Кронго постарался не отводить глаза от его твердого взгляда.

– Помогите же мне, – сказал Крейсс. – Людей, знакомых с уходом… Так?

– Да, – выдавил Кронго. Что бы ни случилось, он должен быть честен. Он ведь не собирается сотрудничать с Крейссом. Нет. Но почему ему легко с ним?

– А дальше?

Кронго вспомнил – Альпак. Альпак должен быть спасен. Все остальное можно отбросить.

– Повторите, пожалуйста, – попросил Кронго.

– Государственный народный ипподром объявляет прием на работу людей, знакомых с уходом за лошадьми, а также… что – «а также»? – Крейсс постучал ручкой.

– А также имеющих навыки верховой и колясочной езды. – Кронго следил, как быстро бегает ручка. Ну вот и все. Больше он ничего не скажет.

– Спасибо, – Крейсс отложил блокнот. – Мсье Кронго, запомните – новая власть не давит на вас, не требует ни сотрудничества, ни политических гарантий. Не требую этого и я. Вы, мсье Кронго, наполовину белый, и этого достаточно. Даже колеблясь, вы придете… к осознанию необходимости того, что случилось в стране. Хочу только предупредить – работа ваша должна быть честной и лояльной.

Кронго показалось, что в интонации Крейсса сквозит просьба: «я вынужден говорить так, потому что мы не одни, вынужден употреблять официальные слова». Кронго встал.

– Вот вам вечерний и ночной пропуск, – Геккер протянул листок с поперечной черной полосой. – В случае любых затруднений немедленно звоните мне.
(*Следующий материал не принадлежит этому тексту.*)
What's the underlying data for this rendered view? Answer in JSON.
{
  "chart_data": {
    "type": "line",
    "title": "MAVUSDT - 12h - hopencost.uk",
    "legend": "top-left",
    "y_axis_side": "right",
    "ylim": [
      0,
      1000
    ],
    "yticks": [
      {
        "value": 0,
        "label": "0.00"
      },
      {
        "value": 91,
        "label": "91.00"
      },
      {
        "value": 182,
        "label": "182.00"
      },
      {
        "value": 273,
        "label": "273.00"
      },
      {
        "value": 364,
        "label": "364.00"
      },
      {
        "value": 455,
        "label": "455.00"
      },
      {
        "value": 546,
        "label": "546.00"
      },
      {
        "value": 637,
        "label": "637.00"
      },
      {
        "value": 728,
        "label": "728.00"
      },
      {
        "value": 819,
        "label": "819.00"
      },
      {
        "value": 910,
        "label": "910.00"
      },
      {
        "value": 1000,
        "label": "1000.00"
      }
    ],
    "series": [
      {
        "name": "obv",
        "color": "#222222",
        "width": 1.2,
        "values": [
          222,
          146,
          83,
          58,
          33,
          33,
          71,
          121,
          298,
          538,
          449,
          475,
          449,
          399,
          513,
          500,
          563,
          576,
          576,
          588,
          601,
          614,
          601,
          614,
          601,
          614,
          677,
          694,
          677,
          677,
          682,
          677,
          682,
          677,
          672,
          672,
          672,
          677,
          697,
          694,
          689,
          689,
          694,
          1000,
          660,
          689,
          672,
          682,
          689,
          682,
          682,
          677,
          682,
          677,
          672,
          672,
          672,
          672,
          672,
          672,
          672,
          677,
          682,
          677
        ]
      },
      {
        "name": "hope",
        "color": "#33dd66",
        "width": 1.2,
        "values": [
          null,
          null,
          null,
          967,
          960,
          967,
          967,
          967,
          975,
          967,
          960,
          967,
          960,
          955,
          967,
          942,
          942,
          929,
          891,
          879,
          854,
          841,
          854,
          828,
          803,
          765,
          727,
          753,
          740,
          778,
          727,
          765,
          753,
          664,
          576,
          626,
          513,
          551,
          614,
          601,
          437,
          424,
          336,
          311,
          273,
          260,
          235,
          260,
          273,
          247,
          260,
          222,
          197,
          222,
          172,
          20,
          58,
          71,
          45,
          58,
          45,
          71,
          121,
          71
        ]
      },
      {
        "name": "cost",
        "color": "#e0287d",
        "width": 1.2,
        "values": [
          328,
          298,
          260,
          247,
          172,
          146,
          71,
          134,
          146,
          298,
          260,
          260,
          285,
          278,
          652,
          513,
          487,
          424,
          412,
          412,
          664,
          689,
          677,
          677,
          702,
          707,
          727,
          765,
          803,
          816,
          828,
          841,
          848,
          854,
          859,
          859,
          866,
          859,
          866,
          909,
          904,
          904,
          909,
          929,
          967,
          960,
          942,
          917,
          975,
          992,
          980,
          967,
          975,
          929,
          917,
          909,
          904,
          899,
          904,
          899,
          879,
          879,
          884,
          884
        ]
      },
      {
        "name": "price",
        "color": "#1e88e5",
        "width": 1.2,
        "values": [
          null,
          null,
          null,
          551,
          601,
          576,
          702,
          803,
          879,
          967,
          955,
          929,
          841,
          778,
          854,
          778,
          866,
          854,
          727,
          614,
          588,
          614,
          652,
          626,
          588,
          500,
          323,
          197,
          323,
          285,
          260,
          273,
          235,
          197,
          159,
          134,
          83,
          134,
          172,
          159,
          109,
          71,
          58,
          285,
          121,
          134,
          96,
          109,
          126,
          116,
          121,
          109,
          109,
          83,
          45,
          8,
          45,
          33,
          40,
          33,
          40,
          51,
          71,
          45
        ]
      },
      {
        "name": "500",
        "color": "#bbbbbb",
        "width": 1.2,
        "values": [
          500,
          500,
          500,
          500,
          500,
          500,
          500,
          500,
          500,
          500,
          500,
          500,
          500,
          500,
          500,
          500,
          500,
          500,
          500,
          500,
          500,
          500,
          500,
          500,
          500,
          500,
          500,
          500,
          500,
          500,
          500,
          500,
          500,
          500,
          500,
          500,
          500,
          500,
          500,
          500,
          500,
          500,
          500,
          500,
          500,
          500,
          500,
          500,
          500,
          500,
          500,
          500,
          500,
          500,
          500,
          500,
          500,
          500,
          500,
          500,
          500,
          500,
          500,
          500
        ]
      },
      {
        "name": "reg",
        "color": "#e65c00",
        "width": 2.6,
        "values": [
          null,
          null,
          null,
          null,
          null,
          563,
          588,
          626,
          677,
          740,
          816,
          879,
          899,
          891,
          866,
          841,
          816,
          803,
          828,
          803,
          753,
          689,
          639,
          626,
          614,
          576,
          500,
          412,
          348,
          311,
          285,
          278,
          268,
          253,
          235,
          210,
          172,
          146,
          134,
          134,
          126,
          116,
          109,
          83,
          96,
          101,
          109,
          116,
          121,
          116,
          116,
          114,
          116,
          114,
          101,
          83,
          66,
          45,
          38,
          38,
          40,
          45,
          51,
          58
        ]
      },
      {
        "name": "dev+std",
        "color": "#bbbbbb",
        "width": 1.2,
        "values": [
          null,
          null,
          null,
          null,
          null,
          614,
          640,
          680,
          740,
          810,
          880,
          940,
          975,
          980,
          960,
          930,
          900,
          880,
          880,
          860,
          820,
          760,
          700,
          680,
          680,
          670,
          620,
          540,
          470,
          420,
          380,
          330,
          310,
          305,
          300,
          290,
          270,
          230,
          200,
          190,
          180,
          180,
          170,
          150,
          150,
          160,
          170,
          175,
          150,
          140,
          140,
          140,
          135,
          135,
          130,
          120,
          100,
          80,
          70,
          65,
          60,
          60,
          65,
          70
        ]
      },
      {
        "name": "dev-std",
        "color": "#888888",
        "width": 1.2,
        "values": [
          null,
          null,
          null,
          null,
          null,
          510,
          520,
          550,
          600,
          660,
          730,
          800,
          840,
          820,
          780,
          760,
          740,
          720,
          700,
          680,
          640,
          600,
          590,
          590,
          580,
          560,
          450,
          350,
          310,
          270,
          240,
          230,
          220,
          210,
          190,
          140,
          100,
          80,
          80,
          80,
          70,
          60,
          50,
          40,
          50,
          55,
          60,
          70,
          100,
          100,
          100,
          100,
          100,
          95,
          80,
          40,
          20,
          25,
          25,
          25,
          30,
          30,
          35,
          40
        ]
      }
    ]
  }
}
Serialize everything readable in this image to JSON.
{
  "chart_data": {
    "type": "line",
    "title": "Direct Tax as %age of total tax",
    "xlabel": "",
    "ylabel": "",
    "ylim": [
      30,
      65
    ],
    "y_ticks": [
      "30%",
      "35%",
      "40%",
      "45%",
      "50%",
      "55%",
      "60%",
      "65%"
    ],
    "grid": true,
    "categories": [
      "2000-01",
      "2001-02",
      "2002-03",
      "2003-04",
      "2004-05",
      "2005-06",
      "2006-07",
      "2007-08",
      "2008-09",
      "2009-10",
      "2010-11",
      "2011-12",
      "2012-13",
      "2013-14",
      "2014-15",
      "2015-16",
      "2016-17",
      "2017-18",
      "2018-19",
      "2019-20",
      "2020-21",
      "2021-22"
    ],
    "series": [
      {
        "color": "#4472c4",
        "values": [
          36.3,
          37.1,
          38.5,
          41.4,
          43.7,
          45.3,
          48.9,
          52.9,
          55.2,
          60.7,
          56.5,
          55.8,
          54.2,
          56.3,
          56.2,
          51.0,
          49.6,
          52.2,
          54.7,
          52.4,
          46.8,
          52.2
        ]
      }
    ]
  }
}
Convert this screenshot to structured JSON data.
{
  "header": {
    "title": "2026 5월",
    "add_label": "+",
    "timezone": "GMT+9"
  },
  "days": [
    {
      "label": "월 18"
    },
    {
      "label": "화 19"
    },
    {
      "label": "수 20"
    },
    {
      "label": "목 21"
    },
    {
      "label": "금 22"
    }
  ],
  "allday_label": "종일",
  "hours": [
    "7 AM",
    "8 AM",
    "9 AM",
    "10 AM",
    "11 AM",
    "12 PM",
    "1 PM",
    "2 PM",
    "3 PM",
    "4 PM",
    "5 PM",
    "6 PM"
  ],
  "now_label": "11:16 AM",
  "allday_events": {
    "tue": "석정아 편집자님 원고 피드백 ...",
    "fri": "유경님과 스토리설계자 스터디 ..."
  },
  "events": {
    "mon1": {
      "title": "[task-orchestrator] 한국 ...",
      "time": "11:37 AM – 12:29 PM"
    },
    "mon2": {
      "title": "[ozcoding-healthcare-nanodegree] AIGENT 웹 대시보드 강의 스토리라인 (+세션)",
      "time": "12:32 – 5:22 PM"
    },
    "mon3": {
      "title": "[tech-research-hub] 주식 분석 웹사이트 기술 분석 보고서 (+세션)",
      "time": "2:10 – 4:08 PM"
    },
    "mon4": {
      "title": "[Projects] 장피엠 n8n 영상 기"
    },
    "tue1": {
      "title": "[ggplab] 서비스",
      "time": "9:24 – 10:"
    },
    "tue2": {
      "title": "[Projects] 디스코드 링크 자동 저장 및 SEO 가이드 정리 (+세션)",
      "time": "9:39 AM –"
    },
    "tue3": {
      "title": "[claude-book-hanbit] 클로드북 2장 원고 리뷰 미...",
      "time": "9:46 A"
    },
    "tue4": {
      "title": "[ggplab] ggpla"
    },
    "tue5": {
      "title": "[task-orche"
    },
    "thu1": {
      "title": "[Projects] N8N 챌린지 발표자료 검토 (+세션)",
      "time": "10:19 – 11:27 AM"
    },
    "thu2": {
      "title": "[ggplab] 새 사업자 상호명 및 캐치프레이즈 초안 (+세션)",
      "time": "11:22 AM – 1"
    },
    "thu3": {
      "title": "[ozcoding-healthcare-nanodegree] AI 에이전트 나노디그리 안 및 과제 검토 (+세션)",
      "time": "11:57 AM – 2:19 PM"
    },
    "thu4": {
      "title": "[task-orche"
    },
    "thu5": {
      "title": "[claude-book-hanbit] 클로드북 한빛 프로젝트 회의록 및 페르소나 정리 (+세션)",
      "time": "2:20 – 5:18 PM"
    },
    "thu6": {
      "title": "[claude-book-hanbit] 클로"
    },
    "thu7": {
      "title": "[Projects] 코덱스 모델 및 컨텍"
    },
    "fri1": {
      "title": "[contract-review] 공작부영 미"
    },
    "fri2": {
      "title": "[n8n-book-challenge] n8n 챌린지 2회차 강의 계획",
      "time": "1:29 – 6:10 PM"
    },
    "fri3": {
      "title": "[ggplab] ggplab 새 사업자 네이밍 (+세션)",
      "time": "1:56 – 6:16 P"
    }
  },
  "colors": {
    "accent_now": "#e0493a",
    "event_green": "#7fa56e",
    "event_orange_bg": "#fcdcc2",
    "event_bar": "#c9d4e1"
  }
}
Жара ударила в лицо, обожгла шею. Сейчас, выйдя из кабинета Крейсса, Кронго захотелось расслабиться, забыть обо всем. Просто пройтись по каменным плитам. Сесть в один из шезлонгов на пляже и сидеть, глядя в океан. Он не мог отделаться от того, что там, в кабинете, было что-то особое, что сейчас стояло в горле, как шелуха.

– Мсье, не желаете ли цветы?

Белые. Молодые. Старшему не больше двадцати лет. Он протягивает ему цветы. Вот он улыбнулся, и волнистые светлые волосы вздрогнули на плечах. Щеки и нос усыпаны веснушками. Синие глаза, на голое тело надета женская рваная кофта.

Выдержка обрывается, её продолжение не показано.